Last Thursday an employee in Concordia College’s admissions office removed all copies of the school’s student newspaper from the college’s campus center. The day before, The Concordian had published a front-page story about students drinking alcohol before campus events.
Concordia College, a private liberal arts college in Minnesota with roughly 2,500 students, has a strict “dry campus” policy. The school prohibits the consumption of alcohol on campus, even for students who are 21 years old or older.
Staff members from The Concordian say they think the (unidentified) admissions officer removed the papers because the school was giving a high volume of tours to prospective students last week. In an editorial published Friday, The Concordian’s news editor speculated that the admissions officer feared the article on drinking would project a bad image for the school. Though Concordia’s roots are Lutheran, the confiscation was more than a little puritanical.
The Concordian comes out each Wednesday and prints about 1,200 copies a week. It distributes a third of its copies to the campus center. The confiscation of 400 copies of the newspaper is significant for logistical reasons: removing a third of the paper’s circulation from a central location slashes readership for that week. The incident is more significant, however, for symbolic reasons. The relation between newspapers and the communities they cover is always uneasy. Famed journalist Janet Malcolm described the relation between journalist and subject as fundamentally antagonistic. Newspapers serve, but they also observe: and, inevitably, journalists witness and record events and quotes that do not flatter their subjects.
The Concordia College incident illustrates the somewhat fraught relationship between colleges and student media, particularly at a time when colleges are becoming more and more concerned with reputation.
Reputation has always counted for colleges. For example, the value of a Harvard degree is largely reputation-based. The allure of Harvard comes in part from our measure of its academic quality — its classes and professors — as well as its prominent place in American thought and culture. Yet the name itself counts for a lot. And other schools scrambling their way up the higher-education food chain are eager to establish reputations of a similar caliber.
In recent years, colleges and universities have taken more steps to brand and market themselves in the public eye.

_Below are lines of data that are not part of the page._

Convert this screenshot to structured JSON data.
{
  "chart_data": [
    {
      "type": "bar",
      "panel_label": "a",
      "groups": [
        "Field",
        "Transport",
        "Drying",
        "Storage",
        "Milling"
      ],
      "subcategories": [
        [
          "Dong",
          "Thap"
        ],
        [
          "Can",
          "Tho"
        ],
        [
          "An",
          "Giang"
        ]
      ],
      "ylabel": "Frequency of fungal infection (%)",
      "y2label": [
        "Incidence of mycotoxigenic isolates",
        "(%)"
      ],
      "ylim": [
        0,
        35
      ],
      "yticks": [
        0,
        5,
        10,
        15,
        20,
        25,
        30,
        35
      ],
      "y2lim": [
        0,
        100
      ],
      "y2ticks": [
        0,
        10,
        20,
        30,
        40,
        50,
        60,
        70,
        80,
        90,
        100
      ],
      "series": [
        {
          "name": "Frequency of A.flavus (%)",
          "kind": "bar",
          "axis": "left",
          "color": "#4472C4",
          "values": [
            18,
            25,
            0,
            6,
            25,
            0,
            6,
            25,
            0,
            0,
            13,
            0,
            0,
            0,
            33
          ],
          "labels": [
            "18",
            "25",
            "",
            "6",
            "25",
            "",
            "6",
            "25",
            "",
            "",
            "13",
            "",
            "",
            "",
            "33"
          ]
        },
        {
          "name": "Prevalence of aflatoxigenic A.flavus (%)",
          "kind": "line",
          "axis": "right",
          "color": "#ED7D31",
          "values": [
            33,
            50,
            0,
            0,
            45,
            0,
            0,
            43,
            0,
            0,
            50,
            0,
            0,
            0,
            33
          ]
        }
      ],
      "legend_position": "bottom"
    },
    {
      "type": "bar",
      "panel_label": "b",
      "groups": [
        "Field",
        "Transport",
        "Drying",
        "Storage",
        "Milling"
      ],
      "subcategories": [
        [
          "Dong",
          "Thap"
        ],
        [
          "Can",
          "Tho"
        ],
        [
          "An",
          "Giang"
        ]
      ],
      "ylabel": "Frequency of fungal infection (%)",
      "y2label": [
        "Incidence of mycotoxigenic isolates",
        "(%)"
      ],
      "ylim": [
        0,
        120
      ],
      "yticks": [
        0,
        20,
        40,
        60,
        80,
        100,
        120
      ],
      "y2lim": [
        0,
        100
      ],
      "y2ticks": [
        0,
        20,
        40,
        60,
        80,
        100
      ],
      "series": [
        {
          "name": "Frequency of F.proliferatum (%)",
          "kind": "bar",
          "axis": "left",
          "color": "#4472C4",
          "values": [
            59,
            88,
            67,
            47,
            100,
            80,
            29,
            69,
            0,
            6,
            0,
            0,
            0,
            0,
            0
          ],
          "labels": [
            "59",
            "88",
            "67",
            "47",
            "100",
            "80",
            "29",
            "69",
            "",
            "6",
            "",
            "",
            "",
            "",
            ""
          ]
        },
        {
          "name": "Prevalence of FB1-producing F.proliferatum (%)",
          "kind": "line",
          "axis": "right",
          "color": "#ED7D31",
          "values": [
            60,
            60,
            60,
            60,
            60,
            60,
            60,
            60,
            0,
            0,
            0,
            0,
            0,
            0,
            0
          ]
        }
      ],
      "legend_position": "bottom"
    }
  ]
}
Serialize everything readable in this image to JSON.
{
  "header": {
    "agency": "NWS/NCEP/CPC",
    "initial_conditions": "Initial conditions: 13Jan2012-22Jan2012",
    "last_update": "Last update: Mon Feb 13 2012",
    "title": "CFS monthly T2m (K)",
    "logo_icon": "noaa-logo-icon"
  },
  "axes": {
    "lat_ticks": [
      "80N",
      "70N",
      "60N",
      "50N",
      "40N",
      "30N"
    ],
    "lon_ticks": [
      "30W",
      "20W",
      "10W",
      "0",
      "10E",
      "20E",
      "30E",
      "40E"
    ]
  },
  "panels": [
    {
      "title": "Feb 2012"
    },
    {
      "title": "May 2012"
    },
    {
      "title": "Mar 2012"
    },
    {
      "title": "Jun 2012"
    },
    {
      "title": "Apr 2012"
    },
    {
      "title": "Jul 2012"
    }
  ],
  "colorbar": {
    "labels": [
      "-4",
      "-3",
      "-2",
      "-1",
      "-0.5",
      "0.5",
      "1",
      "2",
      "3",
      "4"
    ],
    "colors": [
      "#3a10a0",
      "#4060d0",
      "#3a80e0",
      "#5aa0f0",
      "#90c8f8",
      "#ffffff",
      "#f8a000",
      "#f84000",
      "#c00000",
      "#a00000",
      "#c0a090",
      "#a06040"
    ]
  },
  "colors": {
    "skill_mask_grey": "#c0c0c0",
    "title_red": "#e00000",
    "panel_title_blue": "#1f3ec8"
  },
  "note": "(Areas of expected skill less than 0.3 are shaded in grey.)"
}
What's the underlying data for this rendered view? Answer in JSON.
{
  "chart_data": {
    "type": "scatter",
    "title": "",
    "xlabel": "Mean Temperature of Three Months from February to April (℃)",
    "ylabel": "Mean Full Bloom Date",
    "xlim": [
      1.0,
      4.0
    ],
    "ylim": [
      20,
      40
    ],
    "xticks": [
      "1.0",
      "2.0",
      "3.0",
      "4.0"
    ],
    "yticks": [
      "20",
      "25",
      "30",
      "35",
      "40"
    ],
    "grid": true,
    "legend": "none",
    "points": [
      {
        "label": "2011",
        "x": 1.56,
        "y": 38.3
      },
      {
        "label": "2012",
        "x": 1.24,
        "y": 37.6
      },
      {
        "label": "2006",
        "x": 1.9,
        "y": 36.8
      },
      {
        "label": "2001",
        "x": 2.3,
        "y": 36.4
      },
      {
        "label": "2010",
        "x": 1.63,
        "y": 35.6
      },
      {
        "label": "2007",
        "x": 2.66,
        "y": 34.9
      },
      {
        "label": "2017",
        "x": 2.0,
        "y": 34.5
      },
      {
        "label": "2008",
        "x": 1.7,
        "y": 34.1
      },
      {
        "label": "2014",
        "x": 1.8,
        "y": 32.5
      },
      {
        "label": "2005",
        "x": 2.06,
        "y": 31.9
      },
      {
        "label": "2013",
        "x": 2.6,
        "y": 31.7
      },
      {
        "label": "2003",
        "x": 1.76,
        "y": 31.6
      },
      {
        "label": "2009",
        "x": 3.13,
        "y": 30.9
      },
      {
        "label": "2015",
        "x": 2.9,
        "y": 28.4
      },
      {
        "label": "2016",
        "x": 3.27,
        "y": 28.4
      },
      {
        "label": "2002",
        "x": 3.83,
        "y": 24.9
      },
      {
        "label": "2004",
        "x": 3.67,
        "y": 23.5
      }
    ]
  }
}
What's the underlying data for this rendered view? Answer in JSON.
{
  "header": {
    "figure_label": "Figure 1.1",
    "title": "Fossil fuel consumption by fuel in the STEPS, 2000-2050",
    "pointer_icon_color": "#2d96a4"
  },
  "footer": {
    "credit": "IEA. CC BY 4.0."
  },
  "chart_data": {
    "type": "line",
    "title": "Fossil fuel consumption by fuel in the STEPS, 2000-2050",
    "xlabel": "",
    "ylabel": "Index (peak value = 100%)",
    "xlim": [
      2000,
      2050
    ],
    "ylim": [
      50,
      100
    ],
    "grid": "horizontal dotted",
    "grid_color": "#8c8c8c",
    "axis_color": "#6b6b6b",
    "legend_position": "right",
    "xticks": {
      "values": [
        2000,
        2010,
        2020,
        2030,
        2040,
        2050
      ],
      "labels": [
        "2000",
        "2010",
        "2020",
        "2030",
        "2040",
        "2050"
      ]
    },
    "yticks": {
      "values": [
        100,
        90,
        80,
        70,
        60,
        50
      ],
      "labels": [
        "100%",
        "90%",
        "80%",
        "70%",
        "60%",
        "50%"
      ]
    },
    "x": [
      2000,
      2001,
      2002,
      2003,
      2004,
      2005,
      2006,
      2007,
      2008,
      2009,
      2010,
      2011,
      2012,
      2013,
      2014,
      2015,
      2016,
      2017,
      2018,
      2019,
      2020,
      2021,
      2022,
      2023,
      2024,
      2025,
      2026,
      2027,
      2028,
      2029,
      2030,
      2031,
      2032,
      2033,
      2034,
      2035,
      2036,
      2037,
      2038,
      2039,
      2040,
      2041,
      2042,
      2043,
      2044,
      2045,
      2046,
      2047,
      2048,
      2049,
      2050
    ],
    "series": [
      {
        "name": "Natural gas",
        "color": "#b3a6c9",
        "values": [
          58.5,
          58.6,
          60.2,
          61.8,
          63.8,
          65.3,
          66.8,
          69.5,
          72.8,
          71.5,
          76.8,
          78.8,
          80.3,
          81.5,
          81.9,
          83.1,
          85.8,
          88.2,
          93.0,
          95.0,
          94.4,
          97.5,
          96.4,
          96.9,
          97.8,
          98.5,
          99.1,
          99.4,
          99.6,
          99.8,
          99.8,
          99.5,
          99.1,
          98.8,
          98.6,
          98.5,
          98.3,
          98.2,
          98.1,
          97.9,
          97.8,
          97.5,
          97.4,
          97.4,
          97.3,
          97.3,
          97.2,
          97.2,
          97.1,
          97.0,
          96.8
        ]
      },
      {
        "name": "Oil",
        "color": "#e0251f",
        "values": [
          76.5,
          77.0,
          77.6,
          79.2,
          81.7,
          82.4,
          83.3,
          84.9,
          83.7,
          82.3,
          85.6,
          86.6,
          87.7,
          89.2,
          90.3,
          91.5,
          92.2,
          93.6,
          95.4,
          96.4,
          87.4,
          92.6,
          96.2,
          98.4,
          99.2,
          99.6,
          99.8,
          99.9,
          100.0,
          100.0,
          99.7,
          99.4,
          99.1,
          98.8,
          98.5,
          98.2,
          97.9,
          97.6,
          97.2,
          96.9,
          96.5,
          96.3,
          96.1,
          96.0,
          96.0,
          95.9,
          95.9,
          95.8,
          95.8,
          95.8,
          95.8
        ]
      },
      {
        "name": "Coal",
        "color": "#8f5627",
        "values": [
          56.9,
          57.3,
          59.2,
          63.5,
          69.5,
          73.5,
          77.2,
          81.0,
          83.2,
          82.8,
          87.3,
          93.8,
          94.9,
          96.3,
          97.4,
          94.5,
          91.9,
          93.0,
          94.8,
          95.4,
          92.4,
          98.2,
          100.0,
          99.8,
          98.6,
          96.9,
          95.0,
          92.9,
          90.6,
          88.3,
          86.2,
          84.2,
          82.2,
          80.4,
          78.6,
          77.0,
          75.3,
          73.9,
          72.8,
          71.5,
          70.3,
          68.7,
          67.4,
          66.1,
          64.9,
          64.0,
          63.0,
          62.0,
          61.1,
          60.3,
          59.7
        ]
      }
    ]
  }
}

One way to assess this trend is to examine how much more money and attention university communications staffs receive. The University of Virginia provides a relevant example: the school recently took a major step to beef up its communications apparatus by bringing on a chief communications officer.
An increased concern for reputation carries with it the potential to aggravate tensions between a school’s communications center, which works to cast the school in the best possible light, and independent student media outlets, which aspire to accuracy above all else. At times, this tension erupts into an incident like the one we saw at Concordia. Last week’s paper chase, by the way, was the sixth student newspaper theft reported to the Student Press Law Center in 2013. In 2012, the center recorded 27 thefts.
Few people apart from those involved in college journalism are likely to take note of the Concordia confiscation. It seems to be an isolated and relatively minor incident: the school’s vice president for enrollment promptly apologized to the newspaper staff and affirmed the school’s support of free speech.
Nonetheless, the event provides a snapshot of some challenges that are distinctive to college journalism. Administrators who have authority over students in many other areas of college life are sometimes apt to bristle at an independent student publication. The admissions official who removed the newspapers probably thought that he or she had the right to do so: that as nice as student journalism is as a concept, when it starts to interfere with the grown-ups doing their jobs, it’s got to go.
College newspapers, as you might expect, do the bulk of their reporting on colleges, which are intensely reputation-conscious. Yet an increased concern for reputation makes independent student journalism more crucial: because someone’s got to tell the other side of the story.